Lo que a Macy molestó del hombre fue el hecho de que rechinara. Macy no supo si
eran los zapatos, pero supuso que eran las ropas. En el reservado de su bar, bajo el
póster que preguntaba: ¿QUIÉN TEME HABLAR DE LA BATALLA DEL BOYNE?, Macy
inspeccionó al extraño. Era alto, delgado y muy elegante. A pesar de su juventud, era casi
calvo. Había pelusa en lo alto de su cabeza y sobre las cejas. Entonces el hombre buscó
el billetero en su chaqueta, y Macy lo comprendió. Eran sus ropas las que rechinaban.
—Vale, señor Macy —dijo el extraño, con tono silábico—. Muy bien. Por alquilar su
reservado, con utilización exclusiva durante un crono...
—¿Un qué? —preguntó Macy, nervioso.
—Crono. ¿Palabra incorrecta? Oh, sí. Perdóneme. Una hora.
—Usted es extranjero —dijo Macy—. ¿Cuál es su nombre? Apuesto a que es ruso.

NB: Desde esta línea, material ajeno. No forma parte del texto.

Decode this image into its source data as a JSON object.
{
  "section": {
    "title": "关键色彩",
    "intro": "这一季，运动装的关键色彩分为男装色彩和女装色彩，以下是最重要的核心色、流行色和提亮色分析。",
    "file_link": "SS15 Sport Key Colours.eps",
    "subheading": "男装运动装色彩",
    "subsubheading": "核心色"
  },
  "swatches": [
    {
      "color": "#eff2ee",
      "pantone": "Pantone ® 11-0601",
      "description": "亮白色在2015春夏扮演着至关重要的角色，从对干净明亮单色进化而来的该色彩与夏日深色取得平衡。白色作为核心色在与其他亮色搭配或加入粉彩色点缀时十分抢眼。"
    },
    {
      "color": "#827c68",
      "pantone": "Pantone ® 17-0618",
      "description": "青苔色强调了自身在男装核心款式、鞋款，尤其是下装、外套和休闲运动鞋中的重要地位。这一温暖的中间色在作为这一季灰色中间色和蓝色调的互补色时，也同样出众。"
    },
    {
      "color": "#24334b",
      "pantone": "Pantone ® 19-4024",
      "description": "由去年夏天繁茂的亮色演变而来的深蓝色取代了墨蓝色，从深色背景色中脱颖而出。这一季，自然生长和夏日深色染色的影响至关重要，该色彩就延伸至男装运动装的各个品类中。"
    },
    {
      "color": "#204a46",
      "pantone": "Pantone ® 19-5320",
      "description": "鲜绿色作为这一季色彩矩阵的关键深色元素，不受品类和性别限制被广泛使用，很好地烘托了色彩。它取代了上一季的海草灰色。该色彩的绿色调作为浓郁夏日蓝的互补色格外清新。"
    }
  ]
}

—No. Extranjero no —respondió el extraño, y sus ojos temerosos se pasearon por el
reservado—. Llámeme Boyne.
—¡Boyne! —repitió Macy, incrédulo.
—Sí, Boyne.
El señor Boyne abrió un billetero que parecía un acordeón, hizo correr sus dedos por
distintos billetes de colores y monedas, y luego sacó un billete de cien dólares. Lo
extendió a Macy y dijo:
—La tarifa de alquiler por una hora. Como acordamos. Cien dólares. Cójalos y váyase.

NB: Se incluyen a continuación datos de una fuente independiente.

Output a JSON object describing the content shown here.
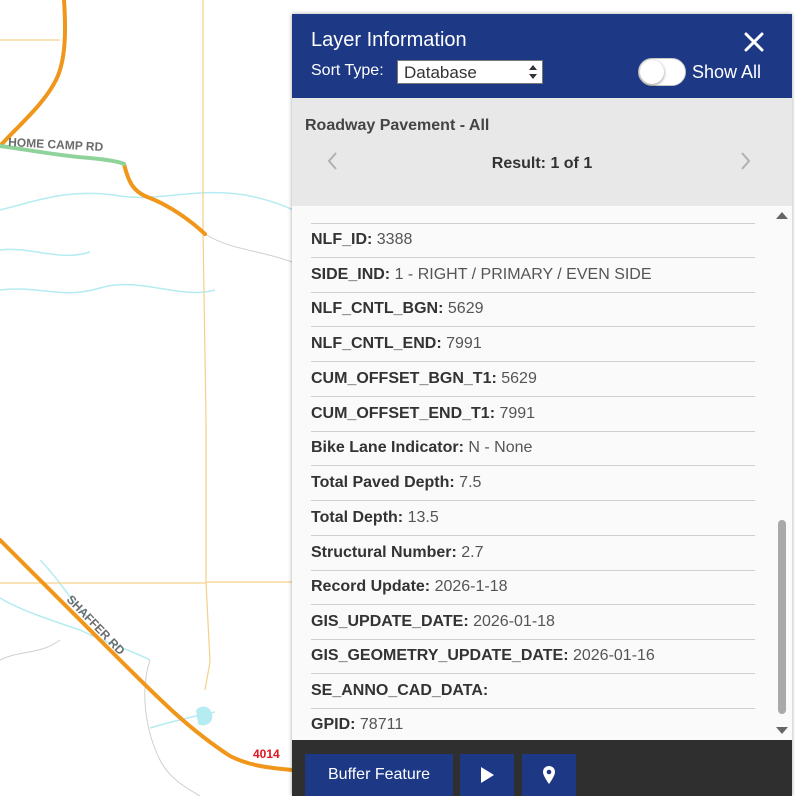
{
  "map": {
    "road_labels": [
      "HOME CAMP RD",
      "SHAFFER RD"
    ],
    "route_shield": "4014",
    "colors": {
      "major_road": "#f0961a",
      "minor_road": "#f4d08a",
      "water": "#b5ecf2",
      "highlight": "#8fd39b"
    }
  },
  "panel": {
    "title": "Layer Information",
    "sort_label": "Sort Type:",
    "sort_value": "Database",
    "toggle_label": "Show All",
    "toggle_on": false,
    "layer_name": "Roadway Pavement - All",
    "result_text": "Result: 1 of 1",
    "attributes": [
      {
        "key": "NLF_ID:",
        "value": "3388"
      },
      {
        "key": "SIDE_IND:",
        "value": "1 - RIGHT / PRIMARY / EVEN SIDE"
      },
      {
        "key": "NLF_CNTL_BGN:",
        "value": "5629"
      },
      {
        "key": "NLF_CNTL_END:",
        "value": "7991"
      },
      {
        "key": "CUM_OFFSET_BGN_T1:",
        "value": "5629"
      },
      {
        "key": "CUM_OFFSET_END_T1:",
        "value": "7991"
      },
      {
        "key": "Bike Lane Indicator:",
        "value": "N - None"
      },
      {
        "key": "Total Paved Depth:",
        "value": "7.5"
      },
      {
        "key": "Total Depth:",
        "value": "13.5"
      },
      {
        "key": "Structural Number:",
        "value": "2.7"
      },
      {
        "key": "Record Update:",
        "value": "2026-1-18"
      },
      {
        "key": "GIS_UPDATE_DATE:",
        "value": "2026-01-18"
      },
      {
        "key": "GIS_GEOMETRY_UPDATE_DATE:",
        "value": "2026-01-16"
      },
      {
        "key": "SE_ANNO_CAD_DATA:",
        "value": ""
      },
      {
        "key": "GPID:",
        "value": "78711"
      }
    ],
    "buttons": {
      "buffer_label": "Buffer Feature",
      "play_icon": "play-icon",
      "pin_icon": "map-pin-icon"
    },
    "colors": {
      "header": "#1d3885",
      "footer": "#2f2f2f"
    }
  }
}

Empujado por la fuerza de la mirada de Boyne, Macy cogió el billete y retrocedió
bamboleante hacia la barra. Por encima del hombro, gorjeó:
—¿Qué quiere beber?
—¿Beber? ¿Alcohol? ¡Puf! —respondió Boyne.
Dio media vuelta y se precipitó hacia la cabina telefónica, buscó bajo la caja del
teléfono y localizó el cable conductor. De un bolsillo lateral sacó una pequeña caja
brillante y la enganchó en el cable, ocultándola a la vista. Luego levantó el receptor.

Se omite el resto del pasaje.